Envisagée comme nation, l’Égypte ne mérite pas moins de fixer notre attention. Son rôle dans les affaires du monde a toujours été grand. A portée presque égale de l’Europe, de l’Asie et de l’Afrique, il ne s’est pour ainsi dire point passé un évènement remarquable auquel, par la force des circonstances, elle ne se soit trouvée mêlée. C’est même là le côté saillant de son histoire. L’Égypte ne brille pas quelques instants, comme tant d’autres pays, pour s’éclipser ensuite dans une nuit plus ou moins profonde : elle a, au contraire, l’étrange fortune de maintenir son action à travers soixante-dix siècles, et à presque toutes les époques de cette immense durée on la trouve exerçant sur quelque point une notable influence. Dans l’antiquité pharaonique, c’est l’Égypte apparaissant à l’origine des temps comme l’aïeule de toutes les nations, c’est Chéops bâtissant, au moment où le reste de la terre n’a pas encore d’histoire, des monuments que l’art moderne ne surpasserait pas, c’est Thoutmès, c’est Aménophis, c’est Ramsès, enchaînant à leur char toutes les races d’hommes alors connues ; — sous les Grecs et les Romains, c’est l’Égypte régnant par les idées comme auparavant elle avait régné par les armes ; ce sont les sectes philosophiques d’Alexandrie conduisant, à un moment de crise suprême, le grand mouvement d’où est sorti le monde moderne ; — au moyen-âge, c’est l’art arabe créant au Caire ses inimitables merveilles ; ce sont les Croisades, c’est Saint-Louis prisonnier à Mansourah ; — au commencement du siècle, c’est Bonaparte et son aventureuse mais brillante expédition ; — enfin de nos jours, c’est la dynastie de Méhémet-Ali, c’est la civilisation introduite sur les bords du Nil, c’est l’Égypte marchant à grands pas dans la voie du progrès et par là appelant sur elle l’attention du monde entier. Par son histoire plus encore que par la fertilité de son sol, l’Égypte a donc mérité de fixer les regards. Au rapport de Platon, quand Solon visita l’Égypte, les prêtres de Saïs[1], lui dirent : ô Solon, Solon ! vous autre Grecs, vous êtes des enfants ; en Grèce il n’y a pas un vieillard !... C’est pour avoir ouvert la voie où tant de peuples se sont avancés à sa suite que, déjà, il y a deux mille cinq cents ans, l’Égypte jouissait de la gloire qui la suivra à travers les tiges.

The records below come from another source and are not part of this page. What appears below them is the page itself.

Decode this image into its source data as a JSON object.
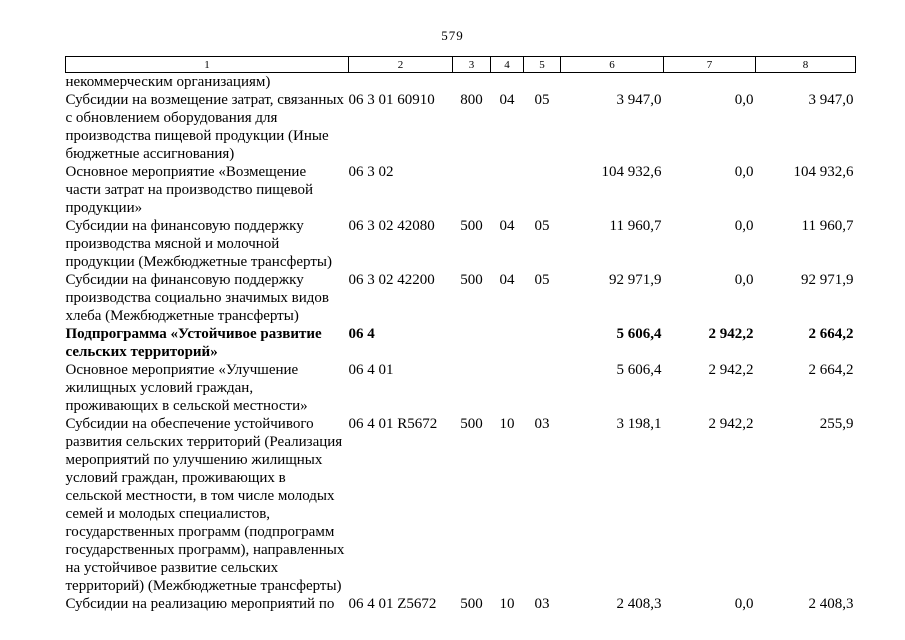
{
  "page": {
    "number": "579"
  },
  "table": {
    "header": [
      "1",
      "2",
      "3",
      "4",
      "5",
      "6",
      "7",
      "8"
    ],
    "rows": [
      {
        "bold": false,
        "cells": [
          "некоммерческим организациям)",
          "",
          "",
          "",
          "",
          "",
          "",
          ""
        ]
      },
      {
        "bold": false,
        "cells": [
          "Субсидии на возмещение затрат, связанных с обновлением оборудования для производства пищевой продукции (Иные бюджетные ассигнования)",
          "06 3 01 60910",
          "800",
          "04",
          "05",
          "3 947,0",
          "0,0",
          "3 947,0"
        ]
      },
      {
        "bold": false,
        "cells": [
          "Основное мероприятие «Возмещение части затрат на производство пищевой продукции»",
          "06 3 02",
          "",
          "",
          "",
          "104 932,6",
          "0,0",
          "104 932,6"
        ]
      },
      {
        "bold": false,
        "cells": [
          "Субсидии на финансовую поддержку производства мясной и молочной продукции (Межбюджетные трансферты)",
          "06 3 02 42080",
          "500",
          "04",
          "05",
          "11 960,7",
          "0,0",
          "11 960,7"
        ]
      },
      {
        "bold": false,
        "cells": [
          "Субсидии на финансовую поддержку производства социально значимых видов хлеба (Межбюджетные трансферты)",
          "06 3 02 42200",
          "500",
          "04",
          "05",
          "92 971,9",
          "0,0",
          "92 971,9"
        ]
      },
      {
        "bold": true,
        "cells": [
          "Подпрограмма «Устойчивое развитие сельских территорий»",
          "06 4",
          "",
          "",
          "",
          "5 606,4",
          "2 942,2",
          "2 664,2"
        ]
      },
      {
        "bold": false,
        "cells": [
          "Основное мероприятие «Улучшение жилищных условий граждан, проживающих в сельской местности»",
          "06 4 01",
          "",
          "",
          "",
          "5 606,4",
          "2 942,2",
          "2 664,2"
        ]
      },
      {
        "bold": false,
        "cells": [
          "Субсидии на обеспечение устойчивого развития сельских территорий (Реализация мероприятий по улучшению жилищных условий граждан, проживающих в сельской местности, в том числе молодых семей и молодых специалистов, государственных программ (подпрограмм государственных программ), направленных на устойчивое развитие сельских территорий) (Межбюджетные трансферты)",
          "06 4 01 R5672",
          "500",
          "10",
          "03",
          "3 198,1",
          "2 942,2",
          "255,9"
        ]
      },
      {
        "bold": false,
        "cells": [
          "Субсидии на реализацию мероприятий по",
          "06 4 01 Z5672",
          "500",
          "10",
          "03",
          "2 408,3",
          "0,0",
          "2 408,3"
        ]
      }
    ]
  }
}
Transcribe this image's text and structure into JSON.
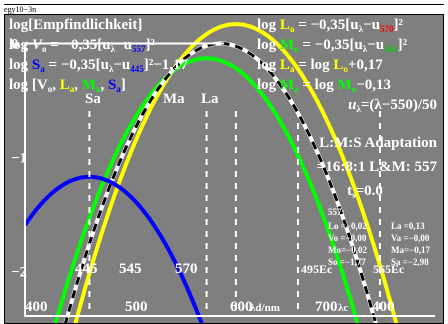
{
  "caption": "egy10−3n",
  "colors": {
    "background": "#7f7f7f",
    "text": "#ffffff",
    "L": "#ffff00",
    "M": "#00ff00",
    "S": "#0000ff",
    "V": "#ffffff",
    "sub_L": "#ff0000",
    "sub_M": "#00cc00",
    "sub_S": "#0000ff"
  },
  "header": {
    "left": [
      {
        "text": "log[Empfindlichkeit]"
      },
      {
        "base": "log V",
        "sub": "o",
        "rest": " = −0,35[u",
        "lam": "λ",
        "mid": "−u",
        "idx": "557",
        "tail": "]²"
      },
      {
        "base": "log S",
        "sub": "a",
        "rest": " = −0,35[u",
        "lam": "λ",
        "mid": "−u",
        "idx": "445",
        "tail": "]²−1,17"
      },
      {
        "text": "log [V",
        "sub1": "o",
        "c1": ", L",
        "sub2": "a",
        "c2": ", M",
        "sub3": "a",
        "c3": ", S",
        "sub4": "a",
        "c4": "]"
      }
    ],
    "right": [
      {
        "base": "log L",
        "sub": "o",
        "rest": " = −0,35[u",
        "lam": "λ",
        "mid": "−u",
        "idx": "570",
        "tail": "]²"
      },
      {
        "base": "log M",
        "sub": "o",
        "rest": " = −0,35[u",
        "lam": "λ",
        "mid": "−u",
        "idx": "545",
        "tail": "]²"
      },
      {
        "base": "log L",
        "sub": "a",
        "rest": " = log L",
        "sub2": "o",
        "tail": "+0,17"
      },
      {
        "base": "log M",
        "sub": "a",
        "rest": " = log M",
        "sub2": "o",
        "tail": "−0,13"
      },
      {
        "text": "uλ=(λ−550)/50"
      }
    ]
  },
  "peak_labels": [
    "Sa",
    "Ma",
    "La"
  ],
  "info": {
    "line1": "L:M:S  Adaptation",
    "line2": "=16:8:1 L&M: 557",
    "line3": "ts=0.0",
    "block_title": "557:",
    "rows": [
      [
        "Lo =−0,02",
        "La =0,13"
      ],
      [
        "Vo =−0,00",
        "Va =−0,00"
      ],
      [
        "Mo=−0,02",
        "Ma=−0,17"
      ],
      [
        "So =−1,77",
        "Sa =−2,98"
      ]
    ]
  },
  "marker_labels": [
    "445",
    "545",
    "570",
    "495Ec",
    "565Ec"
  ],
  "x_tick_labels": [
    "400",
    "500",
    "600",
    "700",
    "400"
  ],
  "x_axis_label": "λd/nm",
  "x_axis_label2": "λc",
  "y_tick_labels": [
    "0",
    "−1",
    "−2"
  ],
  "chart_data": {
    "type": "line",
    "title": "log[Empfindlichkeit]",
    "xlabel": "λd/nm",
    "ylabel": "log[Empfindlichkeit]",
    "xlim": [
      390,
      740
    ],
    "ylim": [
      -2.4,
      0.25
    ],
    "grid": false,
    "x_ticks": [
      400,
      500,
      600,
      700
    ],
    "y_ticks": [
      0,
      -1,
      -2
    ],
    "series": [
      {
        "name": "La",
        "color": "#ffff00",
        "style": "solid",
        "center": 570,
        "offset": 0.17,
        "x": [
          420,
          450,
          480,
          510,
          540,
          570,
          600,
          630,
          660,
          690,
          720
        ],
        "y": [
          -2.98,
          -2.09,
          -1.34,
          -0.7,
          -0.2,
          0.17,
          -0.2,
          -0.7,
          -1.34,
          -2.09,
          -2.98
        ]
      },
      {
        "name": "Ma",
        "color": "#00ff00",
        "style": "solid",
        "center": 545,
        "offset": -0.13,
        "x": [
          425,
          455,
          485,
          515,
          545,
          575,
          605,
          635,
          665
        ],
        "y": [
          -2.15,
          -1.39,
          -0.69,
          -0.2,
          -0.13,
          -0.46,
          -0.93,
          -1.57,
          -2.4
        ]
      },
      {
        "name": "Vo",
        "color": "#ffffff",
        "style": "solid",
        "center": 557,
        "offset": 0,
        "x": [
          430,
          460,
          490,
          520,
          557,
          590,
          620,
          650,
          680
        ],
        "y": [
          -2.16,
          -1.32,
          -0.61,
          -0.19,
          0.0,
          -0.15,
          -0.56,
          -1.24,
          -2.16
        ]
      },
      {
        "name": "Vo (dashed)",
        "color": "#000000",
        "style": "dashed",
        "center": 557,
        "offset": 0,
        "x": [
          430,
          460,
          490,
          520,
          557,
          590,
          620,
          650,
          680
        ],
        "y": [
          -2.16,
          -1.32,
          -0.61,
          -0.19,
          0.0,
          -0.15,
          -0.56,
          -1.24,
          -2.16
        ]
      },
      {
        "name": "Sa",
        "color": "#0000ff",
        "style": "solid",
        "center": 445,
        "offset": -1.17,
        "x": [
          395,
          410,
          425,
          445,
          465,
          480,
          495,
          510
        ],
        "y": [
          -2.04,
          -1.6,
          -1.31,
          -1.17,
          -1.31,
          -1.6,
          -2.04,
          -2.4
        ]
      }
    ],
    "vlines": [
      {
        "x": 445,
        "style": "dashed"
      },
      {
        "x": 545,
        "style": "dashed"
      },
      {
        "x": 570,
        "style": "dashed"
      },
      {
        "x": 623,
        "style": "dashed"
      },
      {
        "x": 693,
        "style": "dashed"
      }
    ]
  }
}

L’histoire générale de l’Égypte depuis les temps les plus reculés jusqu’à nos jours, peut se diviser, selon les diverses civilisations que ce pays a successivement adoptées, en trois grandes périodes principales qui sont :

I. PÉRIODE PAÏENNE ;

Il. PÉRIODE CHRÉTIENNE ;

III. PÉRIODE MUSULMANE.

La période païenne est celle pendant laquelle l’Égypte possède sans interruption la religion, l’écriture, la langue dont l’ensemble constitue cette civilisation qui a laissé de si nombreux vestiges sur les deux rives du Nil. Elle commence à l’origine de la monarchie, et après une durée de 5385 ans[2], se termine, l’an 241 avant l’hégire[3], au moment où l’empereur Théodose proscrit les anciens dieux et ordonne que la religion chrétienne sera désormais la religion officielle du pays.

La période chrétienne commence à la promulgation de l’édit de Théodose, et finit quand les lieutenants de Mahomet, 18 ans après l’hégire[4], imposent l’islamisme à l’Égypte. Pendant cette période, qui ne dure que 259 ans, l’Égypte relève des empereurs byzantins, dont le siège est Constantinople.

La troisième période commence avec l’établissement de l’islamisme et dure encore.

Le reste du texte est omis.